A.Y. Collins and J.J. Collins’ King and Messiah as the Son of God, in the section on 4Q246 notes:
Whether Luke is dependent on the Qumran text or the parallel is due to “coincidental use by Luke of Palestinian Jewish titles known to him”103 makes little difference for the significance of the parallel.




https://www.academia.edu/408080/Messianic_Figures_in_the_Qumran_Aramaic_Texts Daniel Stökl Ben Ezra in “Messianic Figures in the Aramaic Texts from Qumran” (in https://brill.com/edcollbook/title/15843) notes:
The messianic terminology in the Aramaic texts differs greatly from the “sectarian” parlance. Hebrew equivalents to the Aramaic appellations do not appear in sectarian messianic speculations and vice versa.66 Non-Qumranic sources have closer parallels. In 4 Ezra 13:32.37.52, 14:9 and perhaps 7:28f the messiah is called “my son.”67 The closest parallel to “son of God” and “son of the Most High” with a verb of appellation in the passive and the reference to the eternal reign appear in Luke 1:32–35.68 Already before the discovery of the Qumran scrolls, scholars assumed that Luke was using older sources here. I would be hesitant, however, to argue that Luke 1 used 4Q246 as a source or that both relied on the same source. The differences in the immediate context are too important. In Luke 1, Jesus is not told to raise a people, to be the future judge or to cause peace. And there is nothing explicitly Davidic in 4Q246 apart from the fact that the protagonist is potentially a king.69 […]

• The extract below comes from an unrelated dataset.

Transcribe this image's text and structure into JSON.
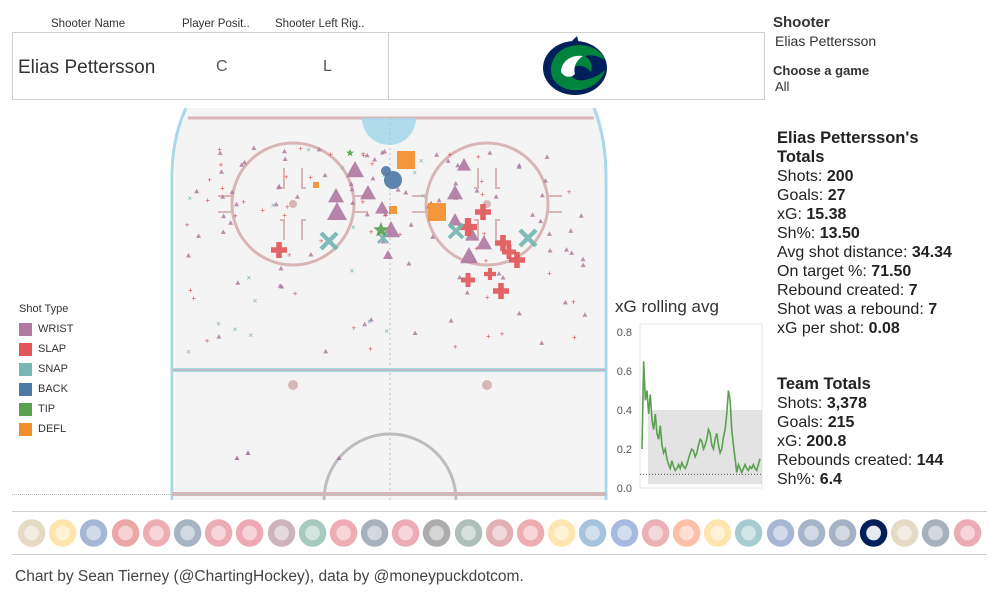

Early Christian messianic conceptions are often very close to the Aramaic Qumran texts. 4Q246 and Luke 1 point to some conceptual if not literary relationship. In the case of 4Q541 we note the use of Isaiah 53 and, independently of that, the use of scapegoat imagery related to Leviticus 16 for the description of a messianic figure who is suffering and also atoning. Both, Christians and the authors of 4Q541 could have arrived independently at these connections. The expectation of Elijah (4Q558) seems to point to shared traditions.

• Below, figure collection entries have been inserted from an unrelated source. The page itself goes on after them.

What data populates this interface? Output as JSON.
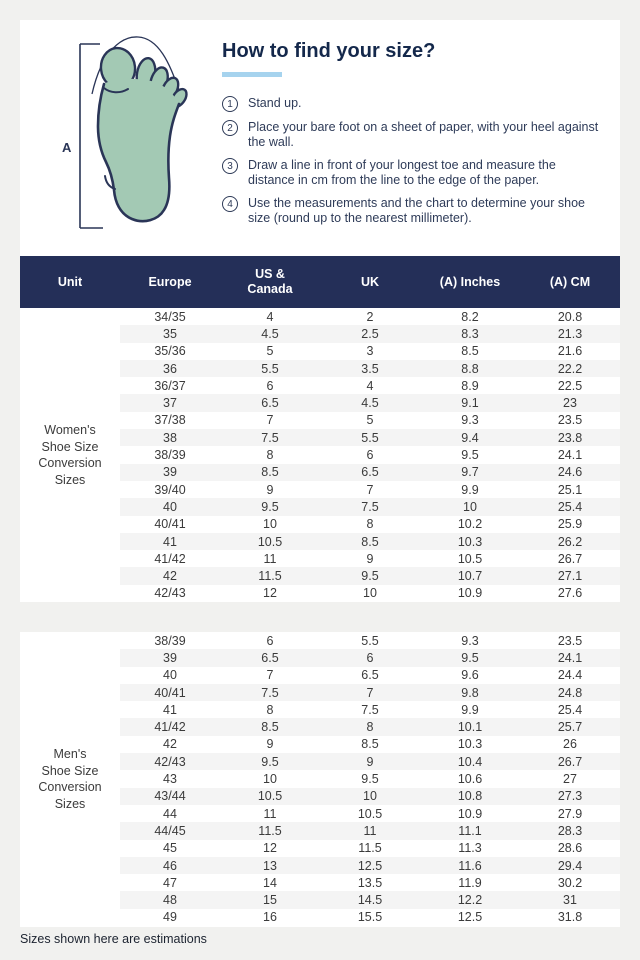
{
  "header": {
    "title": "How to find your size?"
  },
  "illustration": {
    "measure_label": "A",
    "foot_fill": "#a3c9b4",
    "outline_color": "#2a3557"
  },
  "instructions": {
    "steps": [
      {
        "num": "1",
        "text": "Stand up."
      },
      {
        "num": "2",
        "text": "Place your bare foot on a sheet of paper, with your heel against the wall."
      },
      {
        "num": "3",
        "text": "Draw a line in front of your longest toe and measure the distance in cm from the line to the edge of the paper."
      },
      {
        "num": "4",
        "text": "Use the measurements and the chart to determine your shoe size (round up to the nearest millimeter)."
      }
    ]
  },
  "table": {
    "columns": [
      "Unit",
      "Europe",
      "US &\nCanada",
      "UK",
      "(A) Inches",
      "(A) CM"
    ],
    "sections": [
      {
        "unit_label": "Women's\nShoe Size\nConversion\nSizes",
        "rows": [
          [
            "34/35",
            "4",
            "2",
            "8.2",
            "20.8"
          ],
          [
            "35",
            "4.5",
            "2.5",
            "8.3",
            "21.3"
          ],
          [
            "35/36",
            "5",
            "3",
            "8.5",
            "21.6"
          ],
          [
            "36",
            "5.5",
            "3.5",
            "8.8",
            "22.2"
          ],
          [
            "36/37",
            "6",
            "4",
            "8.9",
            "22.5"
          ],
          [
            "37",
            "6.5",
            "4.5",
            "9.1",
            "23"
          ],
          [
            "37/38",
            "7",
            "5",
            "9.3",
            "23.5"
          ],
          [
            "38",
            "7.5",
            "5.5",
            "9.4",
            "23.8"
          ],
          [
            "38/39",
            "8",
            "6",
            "9.5",
            "24.1"
          ],
          [
            "39",
            "8.5",
            "6.5",
            "9.7",
            "24.6"
          ],
          [
            "39/40",
            "9",
            "7",
            "9.9",
            "25.1"
          ],
          [
            "40",
            "9.5",
            "7.5",
            "10",
            "25.4"
          ],
          [
            "40/41",
            "10",
            "8",
            "10.2",
            "25.9"
          ],
          [
            "41",
            "10.5",
            "8.5",
            "10.3",
            "26.2"
          ],
          [
            "41/42",
            "11",
            "9",
            "10.5",
            "26.7"
          ],
          [
            "42",
            "11.5",
            "9.5",
            "10.7",
            "27.1"
          ],
          [
            "42/43",
            "12",
            "10",
            "10.9",
            "27.6"
          ]
        ]
      },
      {
        "unit_label": "Men's\nShoe Size\nConversion\nSizes",
        "rows": [
          [
            "38/39",
            "6",
            "5.5",
            "9.3",
            "23.5"
          ],
          [
            "39",
            "6.5",
            "6",
            "9.5",
            "24.1"
          ],
          [
            "40",
            "7",
            "6.5",
            "9.6",
            "24.4"
          ],
          [
            "40/41",
            "7.5",
            "7",
            "9.8",
            "24.8"
          ],
          [
            "41",
            "8",
            "7.5",
            "9.9",
            "25.4"
          ],
          [
            "41/42",
            "8.5",
            "8",
            "10.1",
            "25.7"
          ],
          [
            "42",
            "9",
            "8.5",
            "10.3",
            "26"
          ],
          [
            "42/43",
            "9.5",
            "9",
            "10.4",
            "26.7"
          ],
          [
            "43",
            "10",
            "9.5",
            "10.6",
            "27"
          ],
          [
            "43/44",
            "10.5",
            "10",
            "10.8",
            "27.3"
          ],
          [
            "44",
            "11",
            "10.5",
            "10.9",
            "27.9"
          ],
          [
            "44/45",
            "11.5",
            "11",
            "11.1",
            "28.3"
          ],
          [
            "45",
            "12",
            "11.5",
            "11.3",
            "28.6"
          ],
          [
            "46",
            "13",
            "12.5",
            "11.6",
            "29.4"
          ],
          [
            "47",
            "14",
            "13.5",
            "11.9",
            "30.2"
          ],
          [
            "48",
            "15",
            "14.5",
            "12.2",
            "31"
          ],
          [
            "49",
            "16",
            "15.5",
            "12.5",
            "31.8"
          ]
        ]
      }
    ]
  },
  "footer": {
    "note": "Sizes shown here are estimations"
  },
  "colors": {
    "page_bg": "#f1f1ef",
    "header_navy": "#242f58",
    "row_stripe": "#f4f4f4",
    "accent_underline": "#a6d3ee",
    "title_navy": "#14284b"
  }
}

Had the texts been discovered in another place than Qumran, would anyone have suggested sectarian authorship? This is rather unlikely. I would argue that the messianic conceptions present in the Aramaic texts and their varying relationship to Qumran, Pseudepigrapha and early Christian texts suggests that they belonged to the larger world of Second Temple Judaism of which Qumran (and nascent Christianity) were parts.